The organization's overall revenue, when balanced, was Ksh1.51 billion ($9.9 million), with the sum of both levies totaling Ksh1.45 billion ($9.51 million), accounting for 96 percent of its revenues. “We did not receive any government support during the period,” said Epra.

Epra’s reliance on levies for revenue generation means that any reduction in the demand for fuel and electricity could potentially have far-reaching consequences. 

This creates a rather interesting dilemma seeing as Kenya for the past year has been faced with rising energy prices. The proposed levy increases are intended to boost Epra’s operational capacity once more revenue is generated. 
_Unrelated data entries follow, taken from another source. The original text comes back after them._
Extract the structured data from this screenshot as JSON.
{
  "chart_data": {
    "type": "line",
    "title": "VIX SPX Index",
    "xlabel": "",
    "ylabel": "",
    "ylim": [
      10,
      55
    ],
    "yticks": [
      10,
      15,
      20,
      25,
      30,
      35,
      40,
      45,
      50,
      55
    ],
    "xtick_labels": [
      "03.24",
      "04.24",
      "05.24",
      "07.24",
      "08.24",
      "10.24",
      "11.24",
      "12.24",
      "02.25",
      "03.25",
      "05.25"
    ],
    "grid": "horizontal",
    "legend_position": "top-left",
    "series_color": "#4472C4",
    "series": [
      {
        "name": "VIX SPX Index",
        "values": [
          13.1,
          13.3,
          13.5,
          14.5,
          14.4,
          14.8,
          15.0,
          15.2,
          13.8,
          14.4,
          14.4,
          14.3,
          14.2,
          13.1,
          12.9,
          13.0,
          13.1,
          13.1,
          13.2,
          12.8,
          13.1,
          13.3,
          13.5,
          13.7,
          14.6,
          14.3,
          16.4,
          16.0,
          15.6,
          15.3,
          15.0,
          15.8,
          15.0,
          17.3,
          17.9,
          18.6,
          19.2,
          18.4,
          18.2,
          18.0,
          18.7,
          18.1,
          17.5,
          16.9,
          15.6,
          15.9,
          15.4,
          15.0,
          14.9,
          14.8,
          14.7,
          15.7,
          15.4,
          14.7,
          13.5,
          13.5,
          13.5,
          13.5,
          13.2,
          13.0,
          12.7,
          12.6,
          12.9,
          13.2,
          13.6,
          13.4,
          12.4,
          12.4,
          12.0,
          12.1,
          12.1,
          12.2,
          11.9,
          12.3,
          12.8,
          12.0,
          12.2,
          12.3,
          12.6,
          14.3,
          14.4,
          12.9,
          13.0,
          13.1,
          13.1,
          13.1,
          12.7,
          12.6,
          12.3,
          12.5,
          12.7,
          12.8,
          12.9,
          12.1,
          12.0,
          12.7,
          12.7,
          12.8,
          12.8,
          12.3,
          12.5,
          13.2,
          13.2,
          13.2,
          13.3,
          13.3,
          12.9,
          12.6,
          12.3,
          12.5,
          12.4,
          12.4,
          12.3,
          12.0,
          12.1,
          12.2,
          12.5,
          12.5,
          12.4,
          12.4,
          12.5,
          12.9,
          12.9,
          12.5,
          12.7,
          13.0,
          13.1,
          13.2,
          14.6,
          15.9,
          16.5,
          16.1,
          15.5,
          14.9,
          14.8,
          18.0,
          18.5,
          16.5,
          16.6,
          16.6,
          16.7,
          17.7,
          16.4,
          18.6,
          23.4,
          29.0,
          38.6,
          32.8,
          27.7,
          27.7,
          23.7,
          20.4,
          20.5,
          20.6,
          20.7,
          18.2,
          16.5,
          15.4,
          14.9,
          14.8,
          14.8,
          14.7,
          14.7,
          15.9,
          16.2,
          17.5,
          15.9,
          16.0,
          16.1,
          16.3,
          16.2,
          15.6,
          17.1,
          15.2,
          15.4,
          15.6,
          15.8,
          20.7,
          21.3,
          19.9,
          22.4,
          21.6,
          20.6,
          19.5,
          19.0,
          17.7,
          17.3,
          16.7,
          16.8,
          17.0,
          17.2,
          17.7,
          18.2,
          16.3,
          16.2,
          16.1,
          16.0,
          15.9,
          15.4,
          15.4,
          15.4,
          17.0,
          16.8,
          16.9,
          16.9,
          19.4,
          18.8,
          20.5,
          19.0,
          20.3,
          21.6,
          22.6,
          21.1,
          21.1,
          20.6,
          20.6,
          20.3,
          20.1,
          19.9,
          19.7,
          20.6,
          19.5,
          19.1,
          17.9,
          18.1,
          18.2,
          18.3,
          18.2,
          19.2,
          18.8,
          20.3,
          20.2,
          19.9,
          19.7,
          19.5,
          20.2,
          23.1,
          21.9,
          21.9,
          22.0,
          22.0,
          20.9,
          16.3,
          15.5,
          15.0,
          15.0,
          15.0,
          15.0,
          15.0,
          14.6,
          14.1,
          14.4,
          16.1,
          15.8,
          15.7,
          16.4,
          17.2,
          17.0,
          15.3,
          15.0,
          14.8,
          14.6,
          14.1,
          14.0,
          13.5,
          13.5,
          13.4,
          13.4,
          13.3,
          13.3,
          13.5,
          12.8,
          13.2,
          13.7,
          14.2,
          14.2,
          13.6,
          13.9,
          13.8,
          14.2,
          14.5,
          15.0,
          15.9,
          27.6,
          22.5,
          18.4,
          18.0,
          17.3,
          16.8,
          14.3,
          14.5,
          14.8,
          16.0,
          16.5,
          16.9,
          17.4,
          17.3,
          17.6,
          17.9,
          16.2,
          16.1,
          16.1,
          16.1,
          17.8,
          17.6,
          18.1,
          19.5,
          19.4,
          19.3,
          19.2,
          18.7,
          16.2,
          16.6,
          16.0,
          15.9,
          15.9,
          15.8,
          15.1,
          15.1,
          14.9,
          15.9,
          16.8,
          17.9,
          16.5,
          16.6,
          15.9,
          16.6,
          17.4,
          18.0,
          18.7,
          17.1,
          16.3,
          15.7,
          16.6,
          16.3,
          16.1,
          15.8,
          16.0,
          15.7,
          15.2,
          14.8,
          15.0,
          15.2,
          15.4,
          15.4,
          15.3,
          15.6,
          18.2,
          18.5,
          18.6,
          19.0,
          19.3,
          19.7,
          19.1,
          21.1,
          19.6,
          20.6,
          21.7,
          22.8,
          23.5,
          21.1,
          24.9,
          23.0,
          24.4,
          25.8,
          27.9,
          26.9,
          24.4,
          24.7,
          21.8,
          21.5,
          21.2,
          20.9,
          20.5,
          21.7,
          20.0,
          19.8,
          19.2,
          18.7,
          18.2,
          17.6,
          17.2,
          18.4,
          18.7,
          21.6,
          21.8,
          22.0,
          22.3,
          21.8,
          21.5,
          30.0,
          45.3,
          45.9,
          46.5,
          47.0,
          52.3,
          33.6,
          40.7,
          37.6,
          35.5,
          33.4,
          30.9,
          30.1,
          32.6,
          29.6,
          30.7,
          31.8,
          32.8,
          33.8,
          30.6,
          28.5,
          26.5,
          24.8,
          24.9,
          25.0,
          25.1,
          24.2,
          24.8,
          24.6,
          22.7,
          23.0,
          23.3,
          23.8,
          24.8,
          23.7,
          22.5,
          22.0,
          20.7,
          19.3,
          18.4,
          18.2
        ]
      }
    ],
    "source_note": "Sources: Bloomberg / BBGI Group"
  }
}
Kenya’s most recent monthly review of fuel prices shows that Epra left the price of petroleum unchanged. It did, however, lower the cost of diesel and kerosene by Ksh2 per liter which was a welcomed idea for consumers. 

The East African report shows that “kerosene is now retailing at Ksh203.06 ($1.35) per liter at the pump, an increase of Ksh57.12 ($0.37) per liter compared to a pump price of Ksh145.94 ($0.96) in November last year. 

The cost of petrol has risen by Ksh40.06 ($0.26) per liter to retail at a historic Ksh217.36 ($1.43) up from Ksh177.3 ($1.16) last year, while diesel has gone up by Ksh41.47 ($0.27) per liter to retail at Ksh203.47 ($1.33) up from Ksh162 ($1.06).”